The specialty-chemicals business reported a strong quarter with paste PVC registering a higher realisation, resulting in healthy margins. “After reaching all-time highs in October, paste PVC prices corrected a bit and are now trading close to $1,700 –1,750 a tonne. In the near- to medium-term horizon, we expect prices to be range-bound,” he added.
On the non-specialty chemicals front, caustic soda prices peaked during the quarter and still continue to be on the higher side. Currently, prices are at a level of $600 – $650 a tonne. The price of chloromethanes in India reached record highs due to limited availability on account of reduced import arrivals. “However, with the addition of new capacity in India, there has been some correction in prices (though even after correction, the prices are still higher than pre-pandemic levels). Once the market absorbs incremental volume, we expect the prices to strengthen again,” the release said.
“Suspension PVC prices reached a record high in the month of October largely on account of supply side tightness. Thereafter, prices have softened but continue to remain at healthy levels. We expect prices to continue to remain strong as no significant capacity addition is on the anvil in the near- term,” it said. The prices of feedstock VCM have dropped even more than PVC has. However, Sanmar officials expect the benefit of the drop in VCM prices to kick in after a lag of 30 to 45 days. The impact of the drop in PVC prices would have an immediate impact, the company said.

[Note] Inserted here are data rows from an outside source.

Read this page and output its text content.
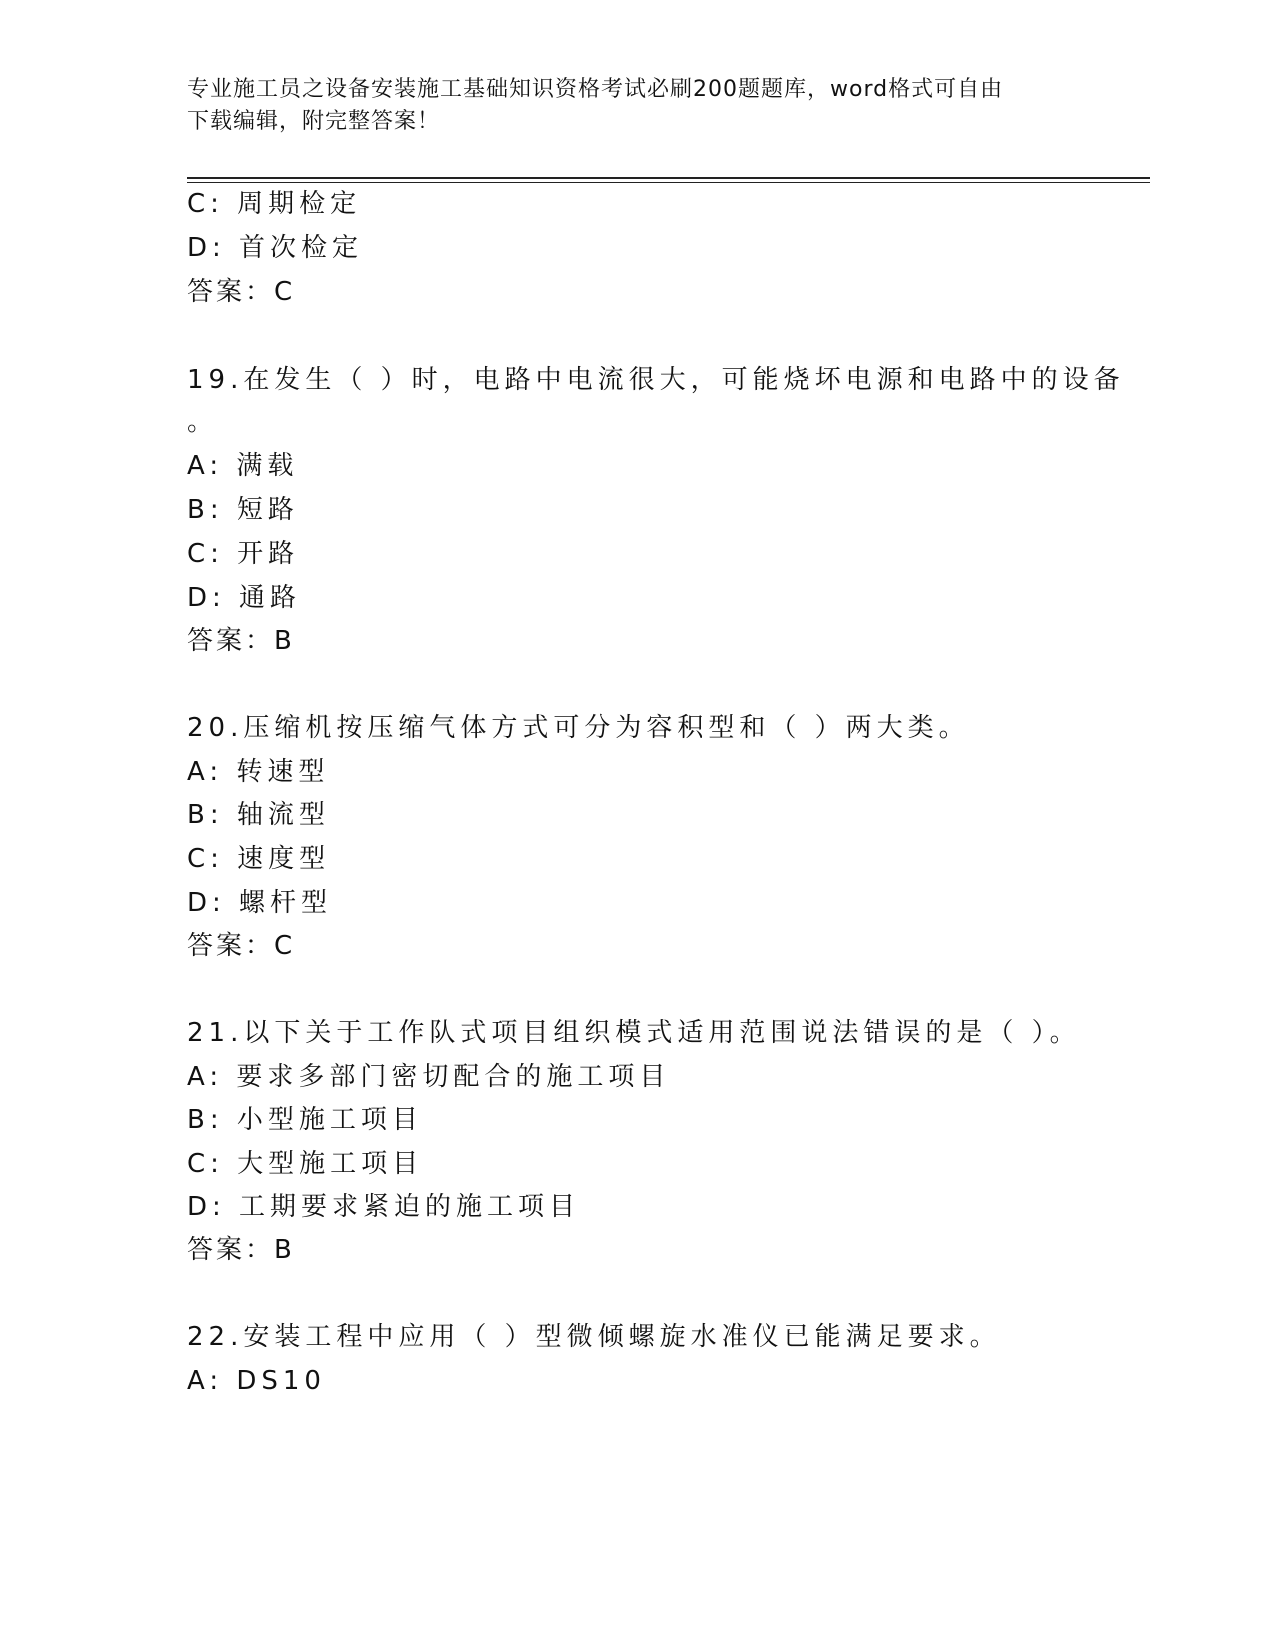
专业施工员之设备安装施工基础知识资格考试必刷200题题库，word格式可自由
下载编辑，附完整答案！
C: 周期检定
D: 首次检定
答案：C
19.在发生（ ）时，电路中电流很大，可能烧坏电源和电路中的设备
。
A: 满载
B: 短路
C: 开路
D: 通路
答案：B
20.压缩机按压缩气体方式可分为容积型和（ ）两大类。
A: 转速型
B: 轴流型
C: 速度型
D: 螺杆型
答案：C
21.以下关于工作队式项目组织模式适用范围说法错误的是（ ）。
A: 要求多部门密切配合的施工项目
B: 小型施工项目
C: 大型施工项目
D: 工期要求紧迫的施工项目
答案：B
22.安装工程中应用（ ）型微倾螺旋水准仪已能满足要求。
A: DS10
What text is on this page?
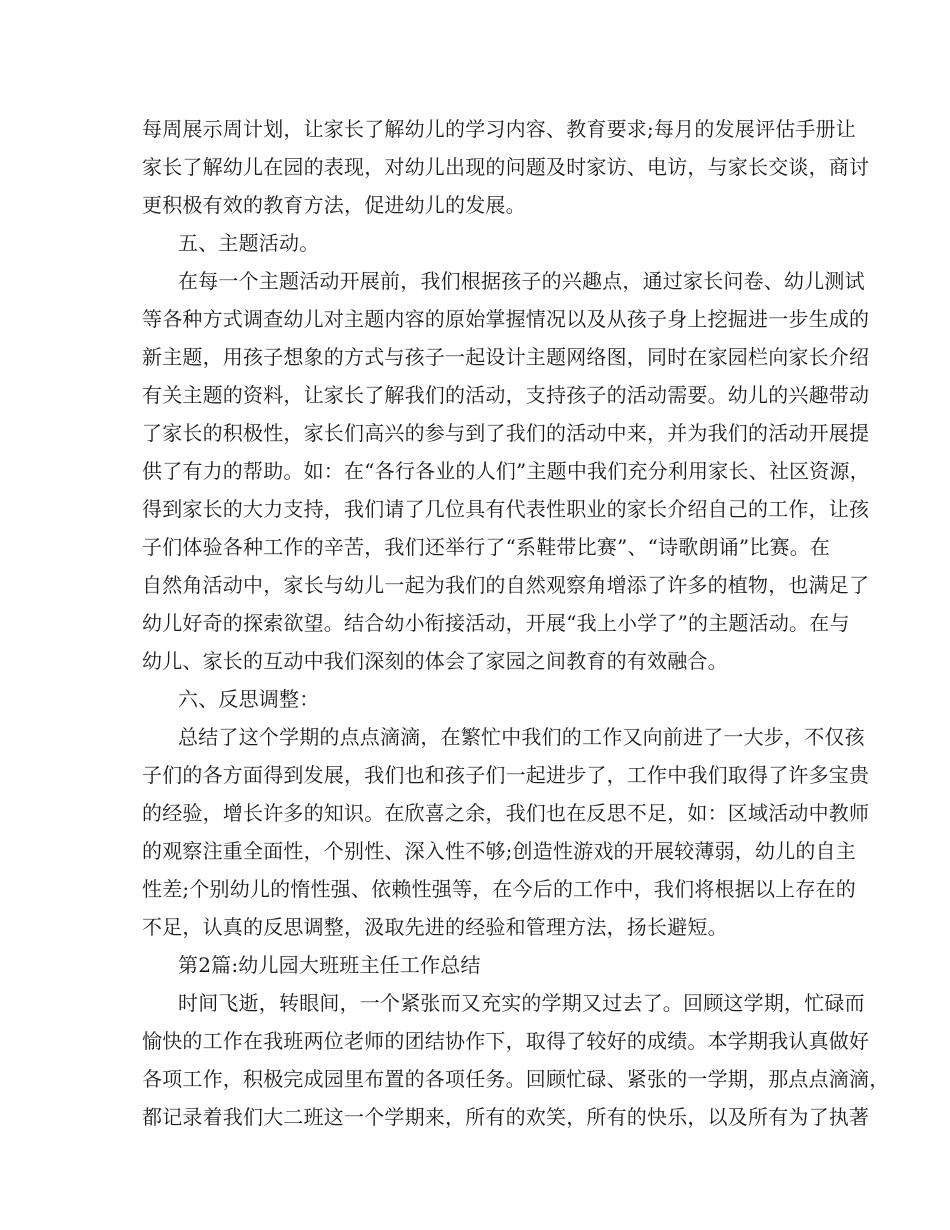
每周展示周计划，让家长了解幼儿的学习内容、教育要求;每月的发展评估手册让
家长了解幼儿在园的表现，对幼儿出现的问题及时家访、电访，与家长交谈，商讨
更积极有效的教育方法，促进幼儿的发展。
五、主题活动。
在每一个主题活动开展前，我们根据孩子的兴趣点，通过家长问卷、幼儿测试
等各种方式调查幼儿对主题内容的原始掌握情况以及从孩子身上挖掘进一步生成的
新主题，用孩子想象的方式与孩子一起设计主题网络图，同时在家园栏向家长介绍
有关主题的资料，让家长了解我们的活动，支持孩子的活动需要。幼儿的兴趣带动
了家长的积极性，家长们高兴的参与到了我们的活动中来，并为我们的活动开展提
供了有力的帮助。如：在“各行各业的人们”主题中我们充分利用家长、社区资源，
得到家长的大力支持，我们请了几位具有代表性职业的家长介绍自己的工作，让孩
子们体验各种工作的辛苦，我们还举行了“系鞋带比赛”、“诗歌朗诵”比赛。在
自然角活动中，家长与幼儿一起为我们的自然观察角增添了许多的植物，也满足了
幼儿好奇的探索欲望。结合幼小衔接活动，开展“我上小学了”的主题活动。在与
幼儿、家长的互动中我们深刻的体会了家园之间教育的有效融合。
六、反思调整：
总结了这个学期的点点滴滴，在繁忙中我们的工作又向前进了一大步，不仅孩
子们的各方面得到发展，我们也和孩子们一起进步了，工作中我们取得了许多宝贵
的经验，增长许多的知识。在欣喜之余，我们也在反思不足，如：区域活动中教师
的观察注重全面性，个别性、深入性不够;创造性游戏的开展较薄弱，幼儿的自主
性差;个别幼儿的惰性强、依赖性强等，在今后的工作中，我们将根据以上存在的
不足，认真的反思调整，汲取先进的经验和管理方法，扬长避短。
第2篇:幼儿园大班班主任工作总结
时间飞逝，转眼间，一个紧张而又充实的学期又过去了。回顾这学期，忙碌而
愉快的工作在我班两位老师的团结协作下，取得了较好的成绩。本学期我认真做好
各项工作，积极完成园里布置的各项任务。回顾忙碌、紧张的一学期，那点点滴滴，
都记录着我们大二班这一个学期来，所有的欢笑，所有的快乐，以及所有为了执著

Vijyay Sankar, vice-chairman of the Sanmar group, said post the IPO the company was well poised to capitalise on the growth opportunities. According to him, Chemplast was perhaps among a few manufacturing companies in Chennai to report a net profit of over Rs. 400 crore in the first nine months of this current financial year. Reiterating its strong focus on Tamil Nadu, he said Sanmar would strive for a growth with profitability even while emphasising on safety and environmental issues.